I was prompted to include this proverb as a follow-up to the proverbs of the past few days which focused on the distinction between riches and wealth, a common theme in Latin proverbs. Today's proverb emphasizes the distinction between a good reputation and wealth. There is no profit worth the risk of your good reputation. Or, to put it another way, if you have a good reputation, that's money in the bank.
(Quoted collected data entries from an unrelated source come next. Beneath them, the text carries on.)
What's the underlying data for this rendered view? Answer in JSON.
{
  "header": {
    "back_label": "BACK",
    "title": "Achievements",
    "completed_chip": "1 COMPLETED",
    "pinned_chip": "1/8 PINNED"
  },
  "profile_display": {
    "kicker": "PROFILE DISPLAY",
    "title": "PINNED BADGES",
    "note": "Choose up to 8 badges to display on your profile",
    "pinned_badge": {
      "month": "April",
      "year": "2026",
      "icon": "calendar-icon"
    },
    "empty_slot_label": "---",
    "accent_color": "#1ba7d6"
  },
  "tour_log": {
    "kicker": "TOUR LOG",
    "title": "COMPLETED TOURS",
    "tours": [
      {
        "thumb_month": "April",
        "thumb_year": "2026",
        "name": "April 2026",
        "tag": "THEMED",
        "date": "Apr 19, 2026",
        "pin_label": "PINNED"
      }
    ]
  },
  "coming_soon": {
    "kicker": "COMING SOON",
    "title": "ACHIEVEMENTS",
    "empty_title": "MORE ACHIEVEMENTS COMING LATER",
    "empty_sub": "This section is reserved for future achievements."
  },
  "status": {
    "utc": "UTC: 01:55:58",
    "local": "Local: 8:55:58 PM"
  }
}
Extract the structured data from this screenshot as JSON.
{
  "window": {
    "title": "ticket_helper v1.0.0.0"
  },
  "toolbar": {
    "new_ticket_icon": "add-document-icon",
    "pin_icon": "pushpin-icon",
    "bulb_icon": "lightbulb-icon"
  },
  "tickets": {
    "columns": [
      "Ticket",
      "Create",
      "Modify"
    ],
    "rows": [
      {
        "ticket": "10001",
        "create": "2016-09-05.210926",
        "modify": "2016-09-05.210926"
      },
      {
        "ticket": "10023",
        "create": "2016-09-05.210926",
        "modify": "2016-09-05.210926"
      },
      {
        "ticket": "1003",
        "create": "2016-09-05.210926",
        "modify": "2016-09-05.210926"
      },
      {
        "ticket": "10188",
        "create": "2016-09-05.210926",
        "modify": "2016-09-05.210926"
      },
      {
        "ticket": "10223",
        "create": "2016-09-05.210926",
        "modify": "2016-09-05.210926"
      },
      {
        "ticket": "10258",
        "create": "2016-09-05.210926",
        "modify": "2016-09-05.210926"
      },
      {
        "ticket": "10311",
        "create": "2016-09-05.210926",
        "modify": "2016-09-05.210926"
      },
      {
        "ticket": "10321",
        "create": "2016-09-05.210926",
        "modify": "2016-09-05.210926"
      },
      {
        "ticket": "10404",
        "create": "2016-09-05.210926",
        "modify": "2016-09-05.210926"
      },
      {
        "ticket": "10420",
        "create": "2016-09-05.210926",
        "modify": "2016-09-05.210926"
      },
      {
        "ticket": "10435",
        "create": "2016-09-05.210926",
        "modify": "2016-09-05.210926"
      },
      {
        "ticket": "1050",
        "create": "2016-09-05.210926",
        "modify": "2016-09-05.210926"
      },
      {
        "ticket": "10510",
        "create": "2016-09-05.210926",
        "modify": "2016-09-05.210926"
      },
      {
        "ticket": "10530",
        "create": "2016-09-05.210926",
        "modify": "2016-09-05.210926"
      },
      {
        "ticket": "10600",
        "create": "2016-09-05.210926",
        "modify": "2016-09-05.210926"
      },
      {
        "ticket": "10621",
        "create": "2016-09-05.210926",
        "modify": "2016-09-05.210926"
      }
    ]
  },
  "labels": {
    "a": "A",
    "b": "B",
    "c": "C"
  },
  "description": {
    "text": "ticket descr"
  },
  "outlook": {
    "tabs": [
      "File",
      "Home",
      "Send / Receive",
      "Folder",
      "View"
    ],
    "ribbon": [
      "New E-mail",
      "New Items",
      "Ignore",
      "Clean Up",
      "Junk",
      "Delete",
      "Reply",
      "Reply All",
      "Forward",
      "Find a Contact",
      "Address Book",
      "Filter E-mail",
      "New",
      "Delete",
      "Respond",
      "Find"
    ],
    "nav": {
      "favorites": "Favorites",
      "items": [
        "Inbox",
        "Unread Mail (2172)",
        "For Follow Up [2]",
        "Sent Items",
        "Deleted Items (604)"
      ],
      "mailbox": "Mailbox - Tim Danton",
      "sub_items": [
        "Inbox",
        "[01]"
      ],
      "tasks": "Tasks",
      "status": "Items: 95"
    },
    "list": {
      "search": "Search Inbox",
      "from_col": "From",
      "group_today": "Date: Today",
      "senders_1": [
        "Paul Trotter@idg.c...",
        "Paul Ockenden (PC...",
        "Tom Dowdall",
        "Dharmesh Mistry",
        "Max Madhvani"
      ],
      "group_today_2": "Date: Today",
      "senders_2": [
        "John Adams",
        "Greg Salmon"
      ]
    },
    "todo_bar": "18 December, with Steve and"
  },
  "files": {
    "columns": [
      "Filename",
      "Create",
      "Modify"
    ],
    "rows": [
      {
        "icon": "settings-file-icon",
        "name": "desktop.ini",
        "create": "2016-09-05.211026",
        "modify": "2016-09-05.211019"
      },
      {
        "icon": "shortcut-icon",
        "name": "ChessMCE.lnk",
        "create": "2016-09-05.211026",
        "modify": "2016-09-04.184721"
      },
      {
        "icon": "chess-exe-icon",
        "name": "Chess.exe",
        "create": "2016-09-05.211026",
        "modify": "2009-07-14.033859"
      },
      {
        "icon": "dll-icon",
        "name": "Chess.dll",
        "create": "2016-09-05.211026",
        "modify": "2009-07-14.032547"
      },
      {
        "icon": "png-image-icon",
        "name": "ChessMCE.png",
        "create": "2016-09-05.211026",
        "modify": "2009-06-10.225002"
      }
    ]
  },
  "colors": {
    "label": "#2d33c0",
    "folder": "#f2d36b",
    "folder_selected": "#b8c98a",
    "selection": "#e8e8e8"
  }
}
This week I watched a great old movie, Captains Courageous, which provided a delightful illustration of this proverb in action. If you have not seen this wonderful movie, I recommend it very highly! Unlike other movies from the 1930s which seem dated and out-of-place, this movie is a complete joy to watch. It tells the story of a very rich little boy who thinks he can get what he wants by bribery and by cheating. He so outrages the students and teachers at his posh private school that he is expelled. His father plans to take him on a cruise to Europe, but the boy falls off the ship and is picked up by a fishing boat where he ends up having to spend the summer because the fishermen, not impressed by the boy's description of his father's wealth, cannot afford to go back to land and abandon their summer fishing grounds. As the story unfolds we get to see the boy come to understand what it means to have a good reputation, earned by honesty and hard work. The story is a very simple one, which makes its message all the more powerful. By the end of the movie, the boy has earned a good reputation with those fishermen, and would rather stay on the boat earning three dollars a month honestly than to go back to the rich and superficial world of his former life. But don't worry: the boy's father is actually a good guy too and everything ends happily (although the film is a real tear-jerker by moments, that's for sure!).
The Latin saying itself comes from the Roman playwright, Plautus, and his play, Mostellaria. It's a delightful bit of Latin, with niceties of word order and word choice that are distinctively Latin and difficult to convey in English. In particular, it's a great exercise for students to see the future perfect and future side by side: "If I will have kept..." (servavero), "I will be..." (ero). You can just see how the future perfect here is formed by adding the future tense of "to be" on to the perfect stem (servav-ero). The Latin verb system is a beautifully integrated whole, and I'm always sad when students instead see it as a series of disjointed paradigms, which they memorize by brute force, rather than seeing its inner workings.
So, with best wishes for good grammar and good reputations, here is today's proverb read out loud:
3445. Ego si bonam famam mihi servavero, sat ero dives.